Un’emergenza nazionale Visto da Nord, lo scenario di un possibile ricatto generazionale destinato a perpetrare in eterno il rapporto tra l’usuraio e la vittima, preoccupa soprattutto per la capacità della criminalità di offrire «denaro facile a piccoli imprenditori che non riescono ad accedere al credito legale. Ma è chiaro che sullo sfondo si intravede un altro obiettivo: quello di penetrare un territorio già indebolito dal virus, mettendo sul lastrico per decenni intere famiglie». In Campania, una delle Regioni più colpite dal fenomeno, «si rischia di andare sotto usura per 500 euro di prestito – ha ricordato De Luca –. Questa è una delle ragioni per le quali abbiamo fatto sforzi eccezionali.

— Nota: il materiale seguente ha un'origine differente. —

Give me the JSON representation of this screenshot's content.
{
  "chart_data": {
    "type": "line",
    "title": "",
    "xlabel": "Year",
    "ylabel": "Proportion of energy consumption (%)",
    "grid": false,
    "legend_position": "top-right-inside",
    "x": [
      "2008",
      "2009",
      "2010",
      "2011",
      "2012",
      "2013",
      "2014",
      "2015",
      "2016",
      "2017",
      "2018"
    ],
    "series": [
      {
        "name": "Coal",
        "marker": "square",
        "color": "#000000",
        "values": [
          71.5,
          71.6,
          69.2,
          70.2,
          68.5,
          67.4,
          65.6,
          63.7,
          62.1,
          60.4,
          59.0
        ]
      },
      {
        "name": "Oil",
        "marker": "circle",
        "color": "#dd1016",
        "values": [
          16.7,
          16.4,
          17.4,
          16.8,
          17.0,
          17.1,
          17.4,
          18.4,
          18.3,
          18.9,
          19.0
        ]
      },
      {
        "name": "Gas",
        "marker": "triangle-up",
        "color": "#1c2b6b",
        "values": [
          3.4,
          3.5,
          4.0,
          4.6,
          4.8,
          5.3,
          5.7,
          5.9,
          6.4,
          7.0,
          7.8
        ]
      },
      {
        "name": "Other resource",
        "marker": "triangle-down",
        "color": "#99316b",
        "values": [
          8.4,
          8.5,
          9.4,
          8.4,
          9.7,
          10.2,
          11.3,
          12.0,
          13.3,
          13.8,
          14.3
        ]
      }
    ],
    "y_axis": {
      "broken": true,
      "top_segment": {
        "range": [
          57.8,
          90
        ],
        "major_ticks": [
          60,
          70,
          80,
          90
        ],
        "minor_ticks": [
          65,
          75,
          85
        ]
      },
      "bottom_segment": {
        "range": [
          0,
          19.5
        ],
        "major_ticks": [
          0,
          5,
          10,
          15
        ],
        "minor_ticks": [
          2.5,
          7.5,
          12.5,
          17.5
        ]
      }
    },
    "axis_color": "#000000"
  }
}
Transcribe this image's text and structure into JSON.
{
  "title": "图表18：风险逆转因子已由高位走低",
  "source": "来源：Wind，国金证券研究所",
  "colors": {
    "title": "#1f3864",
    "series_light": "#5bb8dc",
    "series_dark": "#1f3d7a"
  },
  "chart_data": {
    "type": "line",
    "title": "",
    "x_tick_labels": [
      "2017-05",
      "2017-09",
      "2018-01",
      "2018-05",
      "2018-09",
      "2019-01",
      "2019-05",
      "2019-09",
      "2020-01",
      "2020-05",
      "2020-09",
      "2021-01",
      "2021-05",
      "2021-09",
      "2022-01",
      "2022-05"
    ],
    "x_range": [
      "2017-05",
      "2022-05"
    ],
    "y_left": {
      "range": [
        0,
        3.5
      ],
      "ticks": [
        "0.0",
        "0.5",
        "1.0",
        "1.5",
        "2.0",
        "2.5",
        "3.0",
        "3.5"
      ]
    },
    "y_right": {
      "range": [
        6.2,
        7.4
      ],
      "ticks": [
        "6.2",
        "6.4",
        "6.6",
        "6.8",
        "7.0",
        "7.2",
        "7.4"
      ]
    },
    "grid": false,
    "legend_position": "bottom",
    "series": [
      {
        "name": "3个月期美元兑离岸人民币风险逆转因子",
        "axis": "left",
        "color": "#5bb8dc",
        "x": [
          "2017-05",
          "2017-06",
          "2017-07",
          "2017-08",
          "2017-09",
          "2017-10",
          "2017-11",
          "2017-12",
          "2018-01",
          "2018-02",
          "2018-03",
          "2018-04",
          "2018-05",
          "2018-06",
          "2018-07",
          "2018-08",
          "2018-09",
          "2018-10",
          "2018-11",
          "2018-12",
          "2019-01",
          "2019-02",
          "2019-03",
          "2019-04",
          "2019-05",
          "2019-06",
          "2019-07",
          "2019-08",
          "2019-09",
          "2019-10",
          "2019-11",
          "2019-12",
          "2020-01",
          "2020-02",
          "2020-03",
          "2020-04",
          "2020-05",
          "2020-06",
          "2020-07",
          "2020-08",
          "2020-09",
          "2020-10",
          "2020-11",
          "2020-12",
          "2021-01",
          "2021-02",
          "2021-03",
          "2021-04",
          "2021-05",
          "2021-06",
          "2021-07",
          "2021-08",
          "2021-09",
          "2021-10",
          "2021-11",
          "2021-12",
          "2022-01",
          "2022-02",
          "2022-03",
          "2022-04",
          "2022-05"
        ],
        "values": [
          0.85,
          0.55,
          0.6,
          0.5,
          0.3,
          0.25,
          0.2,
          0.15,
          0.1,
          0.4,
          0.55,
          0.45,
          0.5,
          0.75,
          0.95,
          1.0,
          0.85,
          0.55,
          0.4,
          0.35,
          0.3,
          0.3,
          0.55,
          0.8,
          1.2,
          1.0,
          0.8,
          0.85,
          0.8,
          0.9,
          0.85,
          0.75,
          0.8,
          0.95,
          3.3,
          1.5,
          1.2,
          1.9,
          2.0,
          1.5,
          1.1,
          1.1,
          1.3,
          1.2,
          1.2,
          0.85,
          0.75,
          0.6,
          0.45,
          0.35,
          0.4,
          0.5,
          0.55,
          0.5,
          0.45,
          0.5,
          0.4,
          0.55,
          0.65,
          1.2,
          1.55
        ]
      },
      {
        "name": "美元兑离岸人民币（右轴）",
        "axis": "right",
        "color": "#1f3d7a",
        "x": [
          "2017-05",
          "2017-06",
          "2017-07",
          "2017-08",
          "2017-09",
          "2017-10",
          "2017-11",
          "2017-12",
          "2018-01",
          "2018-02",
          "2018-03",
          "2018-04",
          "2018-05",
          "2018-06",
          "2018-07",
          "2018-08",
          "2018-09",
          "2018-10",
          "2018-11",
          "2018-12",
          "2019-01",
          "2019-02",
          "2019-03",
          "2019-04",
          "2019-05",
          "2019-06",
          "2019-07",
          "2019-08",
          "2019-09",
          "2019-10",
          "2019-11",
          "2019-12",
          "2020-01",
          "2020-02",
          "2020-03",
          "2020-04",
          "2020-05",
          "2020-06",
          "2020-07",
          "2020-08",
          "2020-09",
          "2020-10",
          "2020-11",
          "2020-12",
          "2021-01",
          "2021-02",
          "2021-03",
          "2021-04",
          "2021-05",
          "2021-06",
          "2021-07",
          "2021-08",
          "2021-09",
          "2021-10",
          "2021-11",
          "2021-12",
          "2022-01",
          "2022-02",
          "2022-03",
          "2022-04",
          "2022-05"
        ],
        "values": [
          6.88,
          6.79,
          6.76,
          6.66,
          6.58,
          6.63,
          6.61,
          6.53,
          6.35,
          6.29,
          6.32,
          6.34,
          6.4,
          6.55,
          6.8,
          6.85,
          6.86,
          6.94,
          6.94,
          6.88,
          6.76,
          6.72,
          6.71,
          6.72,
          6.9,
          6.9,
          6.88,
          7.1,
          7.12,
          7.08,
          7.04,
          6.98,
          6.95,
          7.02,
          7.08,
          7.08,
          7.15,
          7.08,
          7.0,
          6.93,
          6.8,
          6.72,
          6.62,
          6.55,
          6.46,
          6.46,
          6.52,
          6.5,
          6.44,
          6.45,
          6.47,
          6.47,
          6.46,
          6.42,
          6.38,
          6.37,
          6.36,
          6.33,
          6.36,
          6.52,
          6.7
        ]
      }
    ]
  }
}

Stiamo cercando non solo di dare respiro alle famiglie e alle imprese ma anche di evitare che la delinquenza organizzata sfruttando difficoltà di queste settimane e di questi mesi possa rialzare la testa e mettere le mani su interi settori economici». Il ricatto odioso dei figli dati in pegno agli strozzini completa una casistica drammatica, ri- cordata dalle tante associazioni che affiancano e aiutano migliaia di persone in difficoltà da sempre. «Le vittime di usura si sono vendute gli organi, hanno fatto prostituire mogli e figli, si sono date fuoco, si sono lanciate dai piani alti delle abitazioni, hanno ingerito sostanze mortali, tante sono morte di crepacuore e per paure di minacce personali, familiari e aziendali» spiegano dalla Consulta.

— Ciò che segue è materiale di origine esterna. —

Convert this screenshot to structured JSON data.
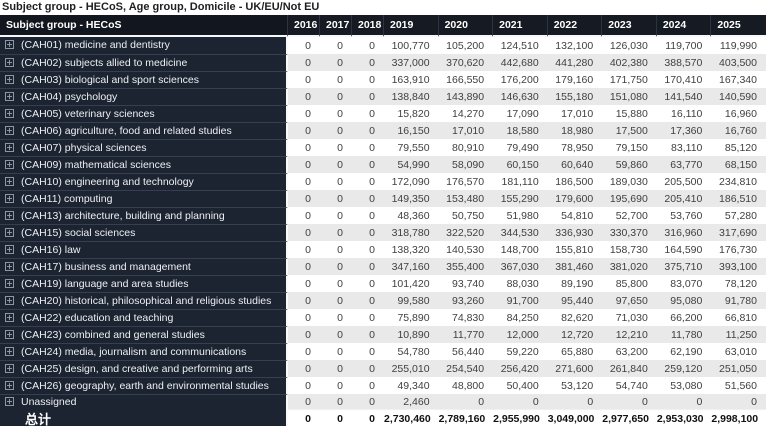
{
  "title": "Subject group - HECoS, Age group, Domicile - UK/EU/Not EU",
  "theme": {
    "header_bg": "#12161e",
    "row_label_bg": "#1c2431",
    "alt_row_bg": "#e9e9e9",
    "text_on_dark": "#ffffff"
  },
  "table": {
    "label_header": "Subject group - HECoS",
    "year_headers": [
      "2016",
      "2017",
      "2018",
      "2019",
      "2020",
      "2021",
      "2022",
      "2023",
      "2024",
      "2025"
    ],
    "rows": [
      {
        "label": "(CAH01) medicine and dentistry",
        "values": [
          "0",
          "0",
          "0",
          "100,770",
          "105,200",
          "124,510",
          "132,100",
          "126,030",
          "119,700",
          "119,990"
        ]
      },
      {
        "label": "(CAH02) subjects allied to medicine",
        "values": [
          "0",
          "0",
          "0",
          "337,000",
          "370,620",
          "442,680",
          "441,280",
          "402,380",
          "388,570",
          "403,500"
        ]
      },
      {
        "label": "(CAH03) biological and sport sciences",
        "values": [
          "0",
          "0",
          "0",
          "163,910",
          "166,550",
          "176,200",
          "179,160",
          "171,750",
          "170,410",
          "167,340"
        ]
      },
      {
        "label": "(CAH04) psychology",
        "values": [
          "0",
          "0",
          "0",
          "138,840",
          "143,890",
          "146,630",
          "155,180",
          "151,080",
          "141,540",
          "140,590"
        ]
      },
      {
        "label": "(CAH05) veterinary sciences",
        "values": [
          "0",
          "0",
          "0",
          "15,820",
          "14,270",
          "17,090",
          "17,010",
          "15,880",
          "16,110",
          "16,960"
        ]
      },
      {
        "label": "(CAH06) agriculture, food and related studies",
        "values": [
          "0",
          "0",
          "0",
          "16,150",
          "17,010",
          "18,580",
          "18,980",
          "17,500",
          "17,360",
          "16,760"
        ]
      },
      {
        "label": "(CAH07) physical sciences",
        "values": [
          "0",
          "0",
          "0",
          "79,550",
          "80,910",
          "79,490",
          "78,950",
          "79,150",
          "83,110",
          "85,120"
        ]
      },
      {
        "label": "(CAH09) mathematical sciences",
        "values": [
          "0",
          "0",
          "0",
          "54,990",
          "58,090",
          "60,150",
          "60,640",
          "59,860",
          "63,770",
          "68,150"
        ]
      },
      {
        "label": "(CAH10) engineering and technology",
        "values": [
          "0",
          "0",
          "0",
          "172,090",
          "176,570",
          "181,110",
          "186,500",
          "189,030",
          "205,500",
          "234,810"
        ]
      },
      {
        "label": "(CAH11) computing",
        "values": [
          "0",
          "0",
          "0",
          "149,350",
          "153,480",
          "155,290",
          "179,600",
          "195,690",
          "205,410",
          "186,510"
        ]
      },
      {
        "label": "(CAH13) architecture, building and planning",
        "values": [
          "0",
          "0",
          "0",
          "48,360",
          "50,750",
          "51,980",
          "54,810",
          "52,700",
          "53,760",
          "57,280"
        ]
      },
      {
        "label": "(CAH15) social sciences",
        "values": [
          "0",
          "0",
          "0",
          "318,780",
          "322,520",
          "344,530",
          "336,930",
          "330,370",
          "316,960",
          "317,690"
        ]
      },
      {
        "label": "(CAH16) law",
        "values": [
          "0",
          "0",
          "0",
          "138,320",
          "140,530",
          "148,700",
          "155,810",
          "158,730",
          "164,590",
          "176,730"
        ]
      },
      {
        "label": "(CAH17) business and management",
        "values": [
          "0",
          "0",
          "0",
          "347,160",
          "355,400",
          "367,030",
          "381,460",
          "381,020",
          "375,710",
          "393,100"
        ]
      },
      {
        "label": "(CAH19) language and area studies",
        "values": [
          "0",
          "0",
          "0",
          "101,420",
          "93,740",
          "88,030",
          "89,190",
          "85,800",
          "83,070",
          "78,120"
        ]
      },
      {
        "label": "(CAH20) historical, philosophical and religious studies",
        "values": [
          "0",
          "0",
          "0",
          "99,580",
          "93,260",
          "91,700",
          "95,440",
          "97,650",
          "95,080",
          "91,780"
        ]
      },
      {
        "label": "(CAH22) education and teaching",
        "values": [
          "0",
          "0",
          "0",
          "75,890",
          "74,830",
          "84,250",
          "82,620",
          "71,030",
          "66,200",
          "66,810"
        ]
      },
      {
        "label": "(CAH23) combined and general studies",
        "values": [
          "0",
          "0",
          "0",
          "10,890",
          "11,770",
          "12,000",
          "12,720",
          "12,210",
          "11,780",
          "11,250"
        ]
      },
      {
        "label": "(CAH24) media, journalism and communications",
        "values": [
          "0",
          "0",
          "0",
          "54,780",
          "56,440",
          "59,220",
          "65,880",
          "63,200",
          "62,190",
          "63,010"
        ]
      },
      {
        "label": "(CAH25) design, and creative and performing arts",
        "values": [
          "0",
          "0",
          "0",
          "255,010",
          "254,540",
          "256,420",
          "271,600",
          "261,840",
          "259,120",
          "251,050"
        ]
      },
      {
        "label": "(CAH26) geography, earth and environmental studies",
        "values": [
          "0",
          "0",
          "0",
          "49,340",
          "48,800",
          "50,400",
          "53,120",
          "54,740",
          "53,080",
          "51,560"
        ]
      },
      {
        "label": "Unassigned",
        "values": [
          "0",
          "0",
          "0",
          "2,460",
          "0",
          "0",
          "0",
          "0",
          "0",
          "0"
        ]
      }
    ],
    "total": {
      "label": "总计",
      "values": [
        "0",
        "0",
        "0",
        "2,730,460",
        "2,789,160",
        "2,955,990",
        "3,049,000",
        "2,977,650",
        "2,953,030",
        "2,998,100"
      ]
    }
  }
}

Le risposte che mancano Per questo, monsignor Alberto D’Urso, presidente della Fondazione antiusura, rilancia «le proposte di dialogo e collaborazione al mondo della politica, delle istituzioni e del volontariato, per contribuire alla lotta contro l’usura e a combattere la povertà e costruire un sistema economico più equo e solidale. Siamo ora al momento dell’azione: non si resti più indifferenti ». Anche Caritas ha confermato che è raddoppiato il numero delle persone che per la prima volta si rivolgono ai centri di ascolto e agli sportelli diocesani: è cresciuta la richiesta di beni di prima necessità, cibo, viveri e pasti a domicilio, ma anche la domanda di aiuti economici per il pagamento delle bollette, degli affitti e delle spese per la gestione della casa. Associazioni e categorie, del mondo ecclesiale e non, da tempo alzano la voce nel silenzio generale. «Tanti non sanno come difendersi, si rivolgono a persone che considerano fidate e non si accorgono di essere entrati in un giro più grande. È solo quando spuntano le prime minacce ai familiari, che di solito si accende una luce» dice Gualzetti. Gli strumenti non mancano, ma spesso sono poco conosciuti. «Ciò che racconta la vicenda di Caserta – aggiunge – è che l’obiettivo di molte persone spregiudicate, quando non addirittura delle mafie, è sequestrarti la vita, non solo un’impresa. Ma le persone sotto schiaffo devono sapere che, se si usano strumenti disumani e nascosti per le intimidazioni, allo stesso modo esistono comunità e istituzioni al loro fianco, che vogliono fermare tutto questo».